Por otra parte, el recurrente argumenta errónea aplicación del principio de verdad material y que el mismo tendría sus limitaciones en su aplicación; al respeto, se debe tomar en cuenta que el fin primordial de todo proceso judicial es desentrañar la verdad real de los hechos acontecidos y sobre esa base resolver los conflictos de la manera más justa posible y para lograr ese propósito, el principio de verdad material que se encuentra reconocido a nivel constitucional en el art. 180.I de la CPE, adquiere una trascendental importancia y cumple una función primordial, ya que se constituye en el eje central que debe guiar la solución de todo conflicto jurídico y corresponde ser aplicado en su verdadera dimensión con carácter prevalente a las formas procesales.

Asumido desde esa perspectiva, la aplicación del principio de verdad material no se encuentra supeditado a limitaciones, más que el de hacer conocer o someter a contradicción frente a la parte oponente, las pruebas que hacen posible la materialización de dicho principio, a los efectos de conocer los argumentos de la parte adversa, ser oída y recibir de parte del juzgador una respuesta fundada; de modo que la acreditación de la verdad material no se encuentra limitada únicamente a los documentos públicos, documentos privados reconocidos o fotocopias legalizadas, sino también puede surgir de la valoración de otro tipo de medios de prueba, como son las copias simples, presunciones, etc. y la autoridad judicial puede desentrañar la verdad material aplicando la sana crítica, conforme lo estableció la jurisprudencia constitucional en las Sentencias Constitucionales Plurinacionales Nº 0466/2013 de 10 de abril, reiterada en la Nº 1631/2013 de 04 octubre, entre otras.

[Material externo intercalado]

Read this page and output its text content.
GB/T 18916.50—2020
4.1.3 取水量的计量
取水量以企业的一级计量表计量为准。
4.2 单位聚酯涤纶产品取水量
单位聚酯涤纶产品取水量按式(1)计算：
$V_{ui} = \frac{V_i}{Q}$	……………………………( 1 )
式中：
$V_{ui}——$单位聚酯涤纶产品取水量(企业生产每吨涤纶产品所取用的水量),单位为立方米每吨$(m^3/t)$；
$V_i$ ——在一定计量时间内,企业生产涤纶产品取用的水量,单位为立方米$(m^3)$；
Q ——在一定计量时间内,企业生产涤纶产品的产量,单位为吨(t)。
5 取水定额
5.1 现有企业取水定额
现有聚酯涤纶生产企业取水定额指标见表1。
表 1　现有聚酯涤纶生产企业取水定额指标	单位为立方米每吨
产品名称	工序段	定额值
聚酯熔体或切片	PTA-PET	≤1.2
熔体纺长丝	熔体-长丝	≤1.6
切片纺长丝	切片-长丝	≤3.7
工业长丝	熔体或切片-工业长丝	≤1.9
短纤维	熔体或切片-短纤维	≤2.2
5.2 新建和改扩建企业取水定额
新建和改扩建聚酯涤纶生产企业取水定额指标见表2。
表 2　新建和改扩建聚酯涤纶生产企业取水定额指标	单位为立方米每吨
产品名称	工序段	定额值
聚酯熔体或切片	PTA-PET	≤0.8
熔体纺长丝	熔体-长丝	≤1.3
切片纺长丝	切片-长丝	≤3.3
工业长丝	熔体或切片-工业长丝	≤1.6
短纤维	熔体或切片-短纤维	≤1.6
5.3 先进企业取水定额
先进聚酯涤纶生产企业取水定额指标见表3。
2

En el caso presente, esa contradicción ha sido cumplida a lo largo de todo el proceso, desde su inicio, ya que las pruebas en fotocopias simples de los cheques fueron puestas en conocimiento del demandado, las autoridades judiciales escucharon sus reclamos y le brindaron en cada etapa e instancias del proceso, respuestas debidamente fundadas y motivadas explicándole las razones de sus decisiones y porqué sus reclamos no tienen el sustento para ser acogidos favorablemente; sin embargo, el justiciable incurre en un círculo vicioso de reiterar sobre la misma temática.

En todo caso, debe tomar en cuenta que la presente causa se trata de un proceso de rendición de cuentas sobre gestión o actividades empresariales, cuyo manejo económico le fue confiado exclusivamente al demandado y según los arts. 780 y 973 del Código Civil, todo socio, tiene derecho a recibir información y rendición de cuentas del manejo económico y administrativo de la sociedad y el administrador o representante legal está en la obligación de brindar esa información, siendo la misma innegable, aun así no haya sido encomendada, pero que asumió voluntariamente esa función de administrar.

En el caso presente, se encuentra debidamente probado que el demandado, fue el apoderado y representante legal de la Asociación Accidental ESIVAR, con poder específico y con amplias facultades para la administración y manejo económico y financiero; como también se encuentra demostrado que fue él quien recibió y cobró los cheques de pago por toda la ejecución de la obra por más de siete millones de bolivianos; ante esa situación, y de acuerdo a lo que se tiene establecido en la doctrina aplicable, es innegable que está en la obligación de rendir cuentas al demandante que fue socio de dicha asociación, conforme lo determinaron los jueces de ambas instancias.

De lo expuesto, se concluye que el recurso de casación en el fondo también deviene en infundado, correspondiendo emitir resolución para ambas modalidades de impugnación (forma y fondo), de acuerdo a lo previsto por el art. 220.II de la Ley Nº 439 Código Procesal Civil.

Finalmente, con relación al escrito de contestación al recurso de casación de fs. 633 a 635 vta., la parte demandante deberá estarse a los fundamentos de la presente resolución.